Por Da redação Atualizado em 14 set 2017, 16h31 - Publicado em 14 set 2017, 16h21

O Encontro com Fátima Bernardes desta quinta-feira teve um quê de programa datado. Além de receber um sósia de Lady Gaga, cantora que horas depois cancelaria sua vinda ao Rock in Rio, a atração discutiu o abuso sexual infantil e ouviu soar dissonante uma nota de Luiz, o vocalista do Raça Negra, que, depois de tanto debate sobre machismo e a culpabilização da vítima, relacionou a violência sexual com a roupa que é usada.

Durante o debate, que contava com a presença da especialista em educação sexual Caroline Arcari, Luiz falou que os pais devem prestar atenção na roupa que as filhas vestem a fim de evitar abusos. “A mulher sempre foi mais avançada do que o homem e hoje você vê uma menina de 12 anos que já quer se portar como uma mulher, mas ela é uma criança”, falou.
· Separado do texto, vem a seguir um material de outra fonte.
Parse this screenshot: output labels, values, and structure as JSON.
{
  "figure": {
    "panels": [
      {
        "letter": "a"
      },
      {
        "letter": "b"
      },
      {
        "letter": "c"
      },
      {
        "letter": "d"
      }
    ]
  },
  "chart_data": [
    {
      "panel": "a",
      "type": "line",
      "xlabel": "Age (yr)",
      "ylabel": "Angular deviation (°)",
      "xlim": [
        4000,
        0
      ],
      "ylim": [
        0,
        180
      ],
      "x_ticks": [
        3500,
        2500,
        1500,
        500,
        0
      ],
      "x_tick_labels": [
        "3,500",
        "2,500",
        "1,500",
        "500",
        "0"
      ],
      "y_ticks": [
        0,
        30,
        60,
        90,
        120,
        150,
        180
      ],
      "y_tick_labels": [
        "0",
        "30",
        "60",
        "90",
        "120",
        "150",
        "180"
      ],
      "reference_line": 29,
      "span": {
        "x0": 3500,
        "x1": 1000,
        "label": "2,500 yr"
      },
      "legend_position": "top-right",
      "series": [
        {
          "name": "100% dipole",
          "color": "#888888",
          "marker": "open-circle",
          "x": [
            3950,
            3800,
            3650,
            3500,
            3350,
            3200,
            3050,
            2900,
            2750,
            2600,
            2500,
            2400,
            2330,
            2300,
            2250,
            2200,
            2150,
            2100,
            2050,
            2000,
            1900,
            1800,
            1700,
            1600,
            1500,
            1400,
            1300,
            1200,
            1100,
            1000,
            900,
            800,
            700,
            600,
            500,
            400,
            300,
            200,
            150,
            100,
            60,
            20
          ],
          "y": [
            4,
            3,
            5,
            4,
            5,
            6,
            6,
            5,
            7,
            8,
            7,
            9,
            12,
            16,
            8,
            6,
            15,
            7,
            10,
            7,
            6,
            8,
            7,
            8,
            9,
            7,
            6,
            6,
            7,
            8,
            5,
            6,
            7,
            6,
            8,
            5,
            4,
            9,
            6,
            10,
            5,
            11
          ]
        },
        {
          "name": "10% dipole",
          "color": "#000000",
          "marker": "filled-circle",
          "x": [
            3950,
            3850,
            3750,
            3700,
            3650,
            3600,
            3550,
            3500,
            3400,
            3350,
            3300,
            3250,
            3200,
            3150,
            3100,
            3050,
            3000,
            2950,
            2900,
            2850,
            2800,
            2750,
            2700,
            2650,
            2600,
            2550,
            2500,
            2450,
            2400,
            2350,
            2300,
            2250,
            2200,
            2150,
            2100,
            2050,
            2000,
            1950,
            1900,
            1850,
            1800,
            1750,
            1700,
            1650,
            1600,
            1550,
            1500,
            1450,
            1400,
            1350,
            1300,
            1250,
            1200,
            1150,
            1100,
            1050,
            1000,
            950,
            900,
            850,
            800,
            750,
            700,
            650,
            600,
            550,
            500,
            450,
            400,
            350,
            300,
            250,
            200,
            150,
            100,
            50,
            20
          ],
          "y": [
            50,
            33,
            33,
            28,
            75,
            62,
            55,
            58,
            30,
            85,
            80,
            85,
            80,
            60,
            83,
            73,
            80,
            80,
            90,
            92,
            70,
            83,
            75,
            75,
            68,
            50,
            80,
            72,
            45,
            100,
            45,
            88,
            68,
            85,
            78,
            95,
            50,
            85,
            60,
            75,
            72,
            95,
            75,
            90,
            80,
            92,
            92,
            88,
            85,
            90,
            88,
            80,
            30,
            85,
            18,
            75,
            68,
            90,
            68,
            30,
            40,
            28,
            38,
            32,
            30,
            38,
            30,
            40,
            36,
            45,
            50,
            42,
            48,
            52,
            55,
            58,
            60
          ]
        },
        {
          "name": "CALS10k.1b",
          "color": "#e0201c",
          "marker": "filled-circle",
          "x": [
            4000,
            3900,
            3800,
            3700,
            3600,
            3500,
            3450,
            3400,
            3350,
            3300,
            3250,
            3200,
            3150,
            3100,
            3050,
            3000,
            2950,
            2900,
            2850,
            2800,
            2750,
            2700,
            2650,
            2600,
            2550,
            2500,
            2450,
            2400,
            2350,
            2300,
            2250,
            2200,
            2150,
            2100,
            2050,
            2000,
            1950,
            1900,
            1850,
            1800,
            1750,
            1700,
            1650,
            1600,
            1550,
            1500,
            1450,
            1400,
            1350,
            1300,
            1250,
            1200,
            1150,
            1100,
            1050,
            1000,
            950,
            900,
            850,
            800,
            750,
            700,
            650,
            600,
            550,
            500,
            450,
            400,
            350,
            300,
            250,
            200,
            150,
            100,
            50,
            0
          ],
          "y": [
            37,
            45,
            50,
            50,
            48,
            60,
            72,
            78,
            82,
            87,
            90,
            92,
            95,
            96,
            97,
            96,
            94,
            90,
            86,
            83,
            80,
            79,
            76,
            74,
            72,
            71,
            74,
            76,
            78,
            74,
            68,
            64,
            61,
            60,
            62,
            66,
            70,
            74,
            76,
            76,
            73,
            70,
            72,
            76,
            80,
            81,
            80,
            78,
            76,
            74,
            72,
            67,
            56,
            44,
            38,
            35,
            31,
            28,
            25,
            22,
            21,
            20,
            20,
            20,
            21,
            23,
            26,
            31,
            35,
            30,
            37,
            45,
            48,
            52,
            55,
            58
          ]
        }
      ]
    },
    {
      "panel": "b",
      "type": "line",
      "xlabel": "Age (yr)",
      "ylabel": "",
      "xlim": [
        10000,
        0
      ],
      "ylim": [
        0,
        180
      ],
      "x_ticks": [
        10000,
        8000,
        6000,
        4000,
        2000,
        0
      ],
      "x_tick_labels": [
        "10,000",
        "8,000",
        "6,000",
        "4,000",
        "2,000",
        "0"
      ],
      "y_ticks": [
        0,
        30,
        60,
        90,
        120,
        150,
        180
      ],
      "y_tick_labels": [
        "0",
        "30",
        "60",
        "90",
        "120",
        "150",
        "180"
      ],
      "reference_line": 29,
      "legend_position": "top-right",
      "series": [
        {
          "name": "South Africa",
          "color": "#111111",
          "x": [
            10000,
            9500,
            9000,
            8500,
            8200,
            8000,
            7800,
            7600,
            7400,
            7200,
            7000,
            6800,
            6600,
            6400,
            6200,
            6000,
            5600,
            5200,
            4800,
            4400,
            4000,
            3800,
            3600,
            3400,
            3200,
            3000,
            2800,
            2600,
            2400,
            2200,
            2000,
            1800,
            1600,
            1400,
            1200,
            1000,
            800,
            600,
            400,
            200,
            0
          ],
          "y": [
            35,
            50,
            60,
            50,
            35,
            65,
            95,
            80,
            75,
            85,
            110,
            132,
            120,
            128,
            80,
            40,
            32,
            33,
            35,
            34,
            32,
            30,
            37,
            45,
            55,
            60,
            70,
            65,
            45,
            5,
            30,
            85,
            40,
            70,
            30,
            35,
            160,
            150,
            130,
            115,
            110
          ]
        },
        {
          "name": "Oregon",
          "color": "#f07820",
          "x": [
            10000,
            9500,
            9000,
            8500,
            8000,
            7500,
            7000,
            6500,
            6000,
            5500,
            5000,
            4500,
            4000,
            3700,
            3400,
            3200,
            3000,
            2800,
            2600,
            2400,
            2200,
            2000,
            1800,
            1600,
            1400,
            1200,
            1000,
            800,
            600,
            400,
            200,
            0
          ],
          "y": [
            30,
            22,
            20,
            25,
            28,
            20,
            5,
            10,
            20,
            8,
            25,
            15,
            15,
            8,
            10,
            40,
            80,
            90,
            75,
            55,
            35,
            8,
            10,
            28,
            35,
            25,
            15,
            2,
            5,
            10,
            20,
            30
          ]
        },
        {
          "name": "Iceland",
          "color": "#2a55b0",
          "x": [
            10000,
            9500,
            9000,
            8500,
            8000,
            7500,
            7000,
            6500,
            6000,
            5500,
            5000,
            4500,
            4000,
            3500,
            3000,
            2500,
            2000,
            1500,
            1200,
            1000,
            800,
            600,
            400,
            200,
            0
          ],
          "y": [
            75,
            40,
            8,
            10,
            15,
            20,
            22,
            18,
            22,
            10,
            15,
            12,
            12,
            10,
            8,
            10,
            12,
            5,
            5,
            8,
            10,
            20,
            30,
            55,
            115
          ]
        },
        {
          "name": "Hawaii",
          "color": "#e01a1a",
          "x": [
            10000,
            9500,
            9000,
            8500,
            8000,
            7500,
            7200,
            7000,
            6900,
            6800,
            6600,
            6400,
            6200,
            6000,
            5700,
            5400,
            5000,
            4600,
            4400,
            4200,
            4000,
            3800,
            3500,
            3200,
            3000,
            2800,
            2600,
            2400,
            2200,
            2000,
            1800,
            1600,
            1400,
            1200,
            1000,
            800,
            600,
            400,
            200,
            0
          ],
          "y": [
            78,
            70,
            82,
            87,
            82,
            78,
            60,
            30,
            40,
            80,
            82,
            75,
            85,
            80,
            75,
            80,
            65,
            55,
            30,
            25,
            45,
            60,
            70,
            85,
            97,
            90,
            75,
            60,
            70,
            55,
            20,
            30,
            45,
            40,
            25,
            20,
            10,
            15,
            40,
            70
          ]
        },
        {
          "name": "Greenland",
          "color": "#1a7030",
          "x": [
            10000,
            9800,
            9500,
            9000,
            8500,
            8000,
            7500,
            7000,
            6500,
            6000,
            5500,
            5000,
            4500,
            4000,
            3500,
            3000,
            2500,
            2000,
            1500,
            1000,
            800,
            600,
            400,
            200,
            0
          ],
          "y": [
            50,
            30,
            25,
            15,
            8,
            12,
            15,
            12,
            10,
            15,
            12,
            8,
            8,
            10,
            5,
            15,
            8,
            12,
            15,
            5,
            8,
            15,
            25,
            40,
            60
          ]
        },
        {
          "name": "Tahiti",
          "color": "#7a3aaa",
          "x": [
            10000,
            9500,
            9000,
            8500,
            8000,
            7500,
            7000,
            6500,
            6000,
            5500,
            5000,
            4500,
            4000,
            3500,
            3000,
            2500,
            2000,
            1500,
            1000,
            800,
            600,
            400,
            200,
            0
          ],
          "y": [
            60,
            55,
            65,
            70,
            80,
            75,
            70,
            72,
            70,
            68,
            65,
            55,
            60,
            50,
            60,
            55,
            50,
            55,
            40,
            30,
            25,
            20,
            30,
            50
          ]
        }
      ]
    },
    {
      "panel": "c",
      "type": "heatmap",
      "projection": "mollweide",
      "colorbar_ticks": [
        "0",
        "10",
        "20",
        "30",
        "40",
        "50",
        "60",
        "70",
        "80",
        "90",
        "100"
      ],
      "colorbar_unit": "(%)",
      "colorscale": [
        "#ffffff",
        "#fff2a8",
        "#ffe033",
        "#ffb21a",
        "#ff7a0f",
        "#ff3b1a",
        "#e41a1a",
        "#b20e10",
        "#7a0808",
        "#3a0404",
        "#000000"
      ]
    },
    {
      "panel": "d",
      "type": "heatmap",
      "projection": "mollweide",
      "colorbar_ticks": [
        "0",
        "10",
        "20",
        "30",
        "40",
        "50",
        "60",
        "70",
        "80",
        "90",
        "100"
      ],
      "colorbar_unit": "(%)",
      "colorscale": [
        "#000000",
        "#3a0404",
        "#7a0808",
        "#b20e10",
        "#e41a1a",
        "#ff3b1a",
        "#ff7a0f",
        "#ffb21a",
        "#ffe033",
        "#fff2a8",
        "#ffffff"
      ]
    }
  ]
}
“A gente tem que prestar atenção também na roupa. Falar ‘Minha filha, não achei legal essa roupa. Você vai para a escola assim?’. De repente, pela maluquice dele (do abusador), ele acha que aquele comportamento daquela menina, de se vestir e se arrumar como a mãe…”, dizia Luiz, quando foi interrompido por Fátima Bernardes e pelos outros convidados, que disseram que a mulher pode usar a roupa que quiser e isso não justifica o abuso.

  • O cantor, porém, insistiu. “Mas você também tem que evitar que a filha vá para a escola com uma roupa não adequada. Isso não é voltar no tempo, eu acho que tem que prestar atenção também. É você falar assim: ‘Você vai para a escola com essa roupa?’. Eu tô falando da menina porque ela é, de uma forma meio chula, mais caçada, o menino é mais escondido. Mas eu acho que, ao perceber essa atitude do cara [abusador], a gente deveria dar uma surra nele”, completou.

    Após a fala do cantor, a psicóloga Caroline Arcari rechaçou o pensamento machista: “Não, Luiz. Essa tua ideia, você tá falando da roupa, do batom, mas em que momento a gente está falando com os meninos? Olha, não importa a roupa da menina, você não pode avançar, você não pode assediar”.

    Ela foi complementada por Fátima, que falou que, na Índia, mesmo com as vestimentas que cobrem todo o corpo, as mulheres ainda são estupradas e assediadas. A fala do artista gerou muitas críticas nas redes sociais.